Read below about the latest furniture recalls and how you can seek compensation by working with our defective product lawyers, who can help you with your furniture tip-over lawsuit. While no amount of money can make up for an injury or the loss of your loved one, if you choose to pursue a Dresser Tip-Off Lawsuit, you could (i) receive monetary compensation and (ii) send a message to furniture manufacturers that their poor design and manufacturing practices must change.
When a situation is caused by the negligent actions of a landlord, intentional or otherwise, you may be entitled to compensation by filing a personal injury lawsuit. If your child suffered injuries because of a piece of defectively designed furniture, the best way to find out what legal options are available to you and your family is to request a free consultation (which can be done over the phone or via e-mail) with a product liability attorney in your area.
While incidents of tipping furniture really do fall within the purview of product liability laws, there are things consumers can do to avoid these types of accidents in the first place. Injuries caused by furniture topovers fall generally within product liability laws. Items such as tables, trunks, filing cabinets, dressers, bookshelves and racking units, bookshelves, and cabinets are a few examples of pieces of furniture that have injured or killed children and adults as a result of a furniture tip-over.
Curren Kollas was one of the two children killed by one specific piece of furniture — a MALM dresser by Ikea, which has been responsible for an estimated seven million deaths across the country. Since 1989, Ikea dressers have killed eight children younger than three, seven of those eight deaths occurring since the Malm’s chest was released in 2002. In 2016, three children died from asphyxiation due to asphyxiation due to the weight of the dresser, leading to a lawsuit by families of three children and prompting IKEA to recall 8 million Malm dressers.
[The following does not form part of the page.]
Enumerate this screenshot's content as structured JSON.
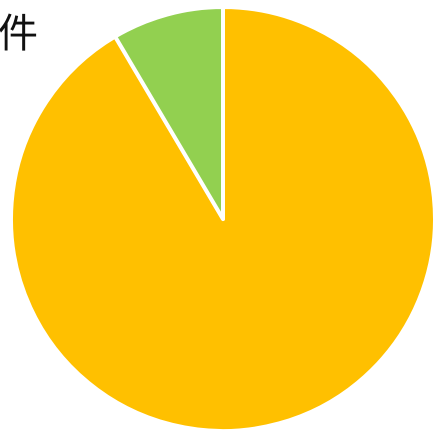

At least eight children died, and three dozen others were injured from furniture tip-over accidents related to this specific IKEA recall. Last year, on June 28, 2016, IKEA issued a recall that affected 29 million dressers’ chests, which could tip easily and trap children and young children under them. Killed Help has helped prompt Ikea on Wednesday to release a warning that its dressers and chests are unsafe for children unless they are secured against the wall. The Dudeks, of Buena Park, Calif., bought the dressers in 2008 and said in the suit they were never notified about Ikea recalls.
In September 2020, the two families filed a lawsuit against trucking companies for their loss of life. According to attorney Michael Carr, who represents the family of a child killed in an accident with an underpass, it is unusual for families to file lawsuits against manufacturers following a tip-over accident. In May, Jackie, his mother, also filed suit against Ikea, alleging negligence on Ikea’s part in failing to include warnings about tip-overs and instructions for preventing them.
Jackie Collas believes that her son, Kurren, had crawled into a drawer in the overturned dresser, which caused it to tip on top of him. Her little boy was only 30 pounds below the testing threshold when their Ikea dresser fell onto him. At the time, her baby was the ninth known to die under an IKEA dresser that had been tipping, data collected by the federal government shows, and one of more than 450 children killed in tipped furniture, appliances, or TVs since 2000. Example of defective product wrongful death lawsuit A Sarasota, Florida, mother filed a wrongful death suit against Ikea following her infant’s death by a falling dresser that the Sarasota woman purchased from a Hillsborough County store.
The Consumer Product Safety Commission produced this video that demonstrates why parents should anchor large pieces of furniture, TVs, and appliances to prevent a child’s curiosity from seriously harming or killing him. According to the CPSC, when a TV, for instance, falls off of a medium-sized dresser, the force could be thousands of pounds. When a child opens the drawers, they shift the center of gravity, allowing furniture to tip even when no one is climbing over them.
CR believes that the most effective way to prevent tipping is by anchoring dressers to walls. Existing furniture can be secured using cheap, non-tip braces. A Sarasota man is now challenging even the voluntary stability tests used by the furniture industry, which are meant to ensure that a dresser does not tip when a 50-pound weight, intended to mimic a climbing toddler pulling, is suspended over the open drawer. Based on our inquiry, the CR is calling for the tip-over testing weight on dressers to be increased to 60 pounds, up from 50 pounds, and that dressers that are 30 inches tall and shorter should also be included in the voluntary standard used by the industry, as these also may tip over.
The claims allege that Ikea should have been aware of the threat of tip-overs and made products safer. Ikea is paying $46 million to the parents of a 2-year-old crushed to death by the Malm dresser, a furniture item linked with multiple deaths of children due to accidental tip-overs, according to a mediation-court settlement. In 2020, a furniture tip-over class-action lawsuit was filed against Ikea U.S. Retail Ltd. and Ikea North America Services LLC on behalf of consumers who purchased IKEA dressers and chests implicated in tip-over incidents. Jackie Collas, the subject of a previous year’s Inquirer story about the growing threat of furniture and TV tip-overs, said IKEA failed to warn about the dangers or to offer adequate safety features.